The San Francisco Airport Museums has an exhibition space in SFO’s United terminal that you pass through on your way to the gates. You can walk the wide carpeted concourse with Plexigas display booths on either side, or you can be conveyed on a moving belt past the displays. The exhibit this past weekend was painted pottery from Santa Catalina, an island off the Southern California coast. I walked the concourse.
On any given day, our senses are bombarded with more than we can take in. Those United passengers on the people-mover probably didn’t see my favorite tile nestled in its display with a panoply of others. The tile was exactly like the one that I had sketched in watercolor while visiting Catalina twenty-three years ago. In the main town of Avalon, colorful tiles wrap the quaint public square, which was built in the early 1900s. The small sketches I made there inspired a large group of oil paintings called Island Songs, which I worked on for two years following that Catalina trip.
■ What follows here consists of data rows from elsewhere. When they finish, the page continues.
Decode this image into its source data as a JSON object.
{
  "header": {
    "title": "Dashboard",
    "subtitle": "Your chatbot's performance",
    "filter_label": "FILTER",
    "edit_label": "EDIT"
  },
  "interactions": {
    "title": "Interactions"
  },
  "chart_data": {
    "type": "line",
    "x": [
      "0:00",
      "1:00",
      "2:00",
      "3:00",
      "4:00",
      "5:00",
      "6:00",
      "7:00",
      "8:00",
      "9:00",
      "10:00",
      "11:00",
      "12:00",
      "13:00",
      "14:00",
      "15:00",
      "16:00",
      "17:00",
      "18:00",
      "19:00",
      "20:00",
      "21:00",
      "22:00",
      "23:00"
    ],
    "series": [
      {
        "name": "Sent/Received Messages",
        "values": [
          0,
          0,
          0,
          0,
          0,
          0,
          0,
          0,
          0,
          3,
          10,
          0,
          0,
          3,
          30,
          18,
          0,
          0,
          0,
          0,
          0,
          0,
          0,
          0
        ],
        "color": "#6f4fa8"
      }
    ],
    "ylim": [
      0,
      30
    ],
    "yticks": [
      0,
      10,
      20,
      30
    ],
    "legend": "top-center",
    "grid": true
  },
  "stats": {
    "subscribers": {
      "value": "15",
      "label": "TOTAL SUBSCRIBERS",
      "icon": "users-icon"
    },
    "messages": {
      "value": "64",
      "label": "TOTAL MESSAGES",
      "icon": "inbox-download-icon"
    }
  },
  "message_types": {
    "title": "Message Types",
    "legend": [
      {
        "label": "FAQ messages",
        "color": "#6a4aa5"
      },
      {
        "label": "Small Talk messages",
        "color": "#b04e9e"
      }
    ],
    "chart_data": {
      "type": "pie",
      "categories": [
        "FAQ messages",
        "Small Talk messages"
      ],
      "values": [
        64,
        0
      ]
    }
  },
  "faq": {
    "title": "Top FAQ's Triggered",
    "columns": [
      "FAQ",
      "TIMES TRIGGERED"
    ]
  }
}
They were exhibited at the Plaza Gallery in the Bank of America headquarters building in San Francisco—124 paintings wrapping a contemporary public square. There’s much I could say about those paintings and may in future posts, but this post is a contemplation on a six-inch square piece of glazed clay.
The tile triggered a rush of memories: a bright sunny day; white-washed, decorated stucco; a romantic island getaway with my husband. (I called him on my cell phone to reminisce.) I thought about how artistic inclination—seeing the tile, selecting it from all else in my vision, choosing to paint it—leads the artist to deeper exploration. In this instance, that first glance led to a series of 157 oil paintings, 20 x 20 inches square.
On the plane, I wrote a bit about the tile in my journal, then forgot about it during the weekend in Vail with my sister. Returning to San Francisco, I walked from the gate, thinking the thoughts of a disembarking passenger—baggage, shuttle bus. I came around the corner and whop! There it was.
The art that had transported me back more than twenty years did it again. The little tile beckoned, “You are older now, are even stepping into your own new decade, but you are timeless with me.” I had traveled 2600 miles to Colorado and back, but I felt as if the bigger journey was taking place in the concourse, standing in front of a display case, gazing at a fragment of clay made by an unknown person’s hands, long ago and faraway.